[43]. This roundabout way of fixing the election date is used in order to make certain that the election shall not take place on the first day of the month, a time when those who work in banks, offices, etc., are particularly busy.

[44]. It is sometimes arranged that local elections shall take place in the odd years, while national and state elections come in the even years.

[45]. A ward boss in a certain American city some time ago was urging his followers to vote the “straight ticket”, but knowing that some of them could not read and recalling the fact that the figure of an eagle stood at the top of his party column, he bellowed at them “Now when you go to the polls put your cross right under that chicken with the short legs”.

[46]. For a further discussion, with additional data, see C. A. Beard, American Government and Politics, p. 673.

[47]. Proportional representation should also be distinguished from limited voting and cumulative voting. Under the limited voting plan a voter is permitted to mark his ballot only for some smaller number of candidates than there are places to be filled. For example, if seven councilmen are to be chosen by the electorate of the city at large, each voter might be permitted to vote for not more than four. The outcome would very likely be that the strongest party would elect four councilmen and the next strongest three. This gives a certain amount of minority representation, but does not ensure proportional representation. Cumulative voting is an arrangement under which each voter is given as many votes as there are candidates to be elected but is permitted to allot all or any of his votes as he pleases. Thus, if three assemblymen are to be elected, the voter will have three votes. He may give all three votes to one candidate; or two votes to one candidate and one vote to another; or one vote to each of three candidates. This plan also gives reasonable assurance of minority representation, because the weaker party will concentrate its votes upon one candidate, but the usual outcome is that the majority, whatever its strength, will have twice as many representatives as the minority. It does not, therefore, ensure proportional representation. This plan has been used in Illinois.

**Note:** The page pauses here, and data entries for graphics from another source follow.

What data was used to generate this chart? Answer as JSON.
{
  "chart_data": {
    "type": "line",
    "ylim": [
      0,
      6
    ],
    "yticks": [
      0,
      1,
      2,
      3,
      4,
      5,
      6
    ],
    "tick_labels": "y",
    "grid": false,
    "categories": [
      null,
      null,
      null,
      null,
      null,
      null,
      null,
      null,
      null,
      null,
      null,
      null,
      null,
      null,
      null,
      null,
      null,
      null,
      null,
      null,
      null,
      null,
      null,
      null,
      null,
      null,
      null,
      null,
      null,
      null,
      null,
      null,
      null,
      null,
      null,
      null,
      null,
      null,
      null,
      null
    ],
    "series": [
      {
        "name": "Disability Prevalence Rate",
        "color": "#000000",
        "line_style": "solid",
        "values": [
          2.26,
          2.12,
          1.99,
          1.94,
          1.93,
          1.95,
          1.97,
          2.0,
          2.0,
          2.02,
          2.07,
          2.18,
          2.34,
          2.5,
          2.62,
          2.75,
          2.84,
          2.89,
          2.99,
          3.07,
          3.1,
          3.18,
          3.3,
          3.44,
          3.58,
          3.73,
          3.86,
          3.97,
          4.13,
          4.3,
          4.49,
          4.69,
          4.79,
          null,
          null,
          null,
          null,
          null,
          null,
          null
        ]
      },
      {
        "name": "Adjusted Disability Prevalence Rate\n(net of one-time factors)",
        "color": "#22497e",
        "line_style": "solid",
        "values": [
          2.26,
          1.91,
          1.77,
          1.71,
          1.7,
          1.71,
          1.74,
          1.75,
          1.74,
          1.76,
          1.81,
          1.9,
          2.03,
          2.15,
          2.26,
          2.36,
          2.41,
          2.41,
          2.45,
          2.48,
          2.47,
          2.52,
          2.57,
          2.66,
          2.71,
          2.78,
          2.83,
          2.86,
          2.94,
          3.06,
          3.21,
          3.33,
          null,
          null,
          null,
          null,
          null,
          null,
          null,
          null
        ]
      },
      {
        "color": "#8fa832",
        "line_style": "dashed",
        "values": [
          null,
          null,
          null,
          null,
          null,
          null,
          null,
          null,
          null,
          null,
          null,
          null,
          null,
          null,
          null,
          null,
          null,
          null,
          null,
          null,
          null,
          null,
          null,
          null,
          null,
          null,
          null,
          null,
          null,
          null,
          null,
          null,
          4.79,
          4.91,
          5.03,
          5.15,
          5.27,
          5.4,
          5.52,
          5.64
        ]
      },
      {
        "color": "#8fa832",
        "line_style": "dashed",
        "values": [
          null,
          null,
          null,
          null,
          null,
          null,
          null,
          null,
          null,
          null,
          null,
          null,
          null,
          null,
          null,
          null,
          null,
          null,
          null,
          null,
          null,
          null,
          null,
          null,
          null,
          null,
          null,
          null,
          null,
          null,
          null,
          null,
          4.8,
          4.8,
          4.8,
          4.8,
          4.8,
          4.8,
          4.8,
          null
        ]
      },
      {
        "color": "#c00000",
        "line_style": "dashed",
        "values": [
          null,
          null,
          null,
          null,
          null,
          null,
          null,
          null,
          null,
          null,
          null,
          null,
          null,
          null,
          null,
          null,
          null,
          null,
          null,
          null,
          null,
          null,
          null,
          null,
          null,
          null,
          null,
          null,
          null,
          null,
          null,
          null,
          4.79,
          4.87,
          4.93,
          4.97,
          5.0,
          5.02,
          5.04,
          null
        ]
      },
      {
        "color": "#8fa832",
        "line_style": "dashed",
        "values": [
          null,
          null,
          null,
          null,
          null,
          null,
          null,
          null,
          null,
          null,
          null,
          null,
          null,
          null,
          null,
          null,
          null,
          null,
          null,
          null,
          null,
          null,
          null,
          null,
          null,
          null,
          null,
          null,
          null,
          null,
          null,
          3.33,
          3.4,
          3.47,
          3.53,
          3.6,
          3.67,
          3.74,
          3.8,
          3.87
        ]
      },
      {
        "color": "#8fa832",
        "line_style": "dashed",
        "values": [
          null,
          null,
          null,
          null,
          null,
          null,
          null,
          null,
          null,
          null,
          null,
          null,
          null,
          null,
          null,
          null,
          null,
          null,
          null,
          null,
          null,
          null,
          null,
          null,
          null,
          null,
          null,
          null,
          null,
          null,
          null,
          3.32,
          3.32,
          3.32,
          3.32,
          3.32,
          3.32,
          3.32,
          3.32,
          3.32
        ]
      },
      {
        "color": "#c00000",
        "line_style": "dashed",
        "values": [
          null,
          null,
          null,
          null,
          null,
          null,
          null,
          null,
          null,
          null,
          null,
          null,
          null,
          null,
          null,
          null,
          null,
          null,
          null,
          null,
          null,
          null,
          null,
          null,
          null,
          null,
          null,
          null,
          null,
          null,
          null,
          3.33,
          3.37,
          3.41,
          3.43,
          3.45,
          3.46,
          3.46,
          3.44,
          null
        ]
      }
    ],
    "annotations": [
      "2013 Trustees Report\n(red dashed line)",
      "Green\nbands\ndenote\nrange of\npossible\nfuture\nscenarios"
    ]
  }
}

[48]. In Ashtabula (Ohio), Boulder (Colorado), West Hartford (Connecticut), and Sacramento (California). Cleveland, the fifth largest city in the United States, adopted in 1921 a new city charter in which provision is made for using proportional representation at council elections. The first election under the new plan will be held in the autumn of 1923.

[49]. Various other things, not in themselves wrong, have been made illegal by statute because they are regarded as contrary to good public policy in that they tend to render an election undignified, or unfair, or unnecessarily expensive. Canvassing and distribution of campaign literature is forbidden within a certain radius of the polling place. Campaign advertisements must not be printed in some states unless they bear the name and address of a qualified voter. Candidates are required to file with the proper authorities a statement of their campaign expenses and it is illegal to spend more than a prescribed sum even for purely legitimate purposes, such as the hiring of halls and the printing of posters. The purpose of these provisions is not only to render the election a dignified affair, as becomes an exercise of popular sovereignty, but to give every candidate, rich or poor, as nearly equal a chance as the laws can ensure. These regulations are sometimes evaded, it is true, but on the whole they are well respected both by party organizations and by candidates. In Senator Newberry’s case the United States Supreme Court ruled that Congress could not limit the campaign expenses of candidates for election to the Senate or the House. Control of these elections rests with the several states.

[50]. They try to persuade the existing parties into helping them gain their object; if they fail in this, they frequently organize a new party. Thus the Liberty and Free Soil parties were organized to abolish slavery; the Prohibition party to get rid of the liquor traffic, and the Progressive party to put through various political and economic changes which the older parties would not father.

[51]. That, indeed, is what does actually happen at times in spite of the party system. A President, elected by one political party, negotiates a treaty; a Senate controlled by the other political party declines to ratify it. A governor insists that pledges made by him during the election campaign shall be carried out; but the legislature (having a majority of the opposite faith) declines to pass the necessary laws. A mayor tries to make an appointment, and his political opponents in the city council refuse confirmation. Such things happen now and then. As a general rule, however, when a political party gains control of one branch of the government it gains control of the other too.

[52]. There have been some critical issues at different times in American history, such as nullification, slavery, secession, reconstruction, green-backs, free silver, the regulation of trusts, imperialism, the league of nations, and so on. Most of the leading issues in recent years have been economic in character; they have been concerned with such matters as the railroads, the merchant marine, the regulation of industry, immigration, relations with Mexico, banking reorganization, the extension of aid to agriculture, conservation, budget methods, and international trade.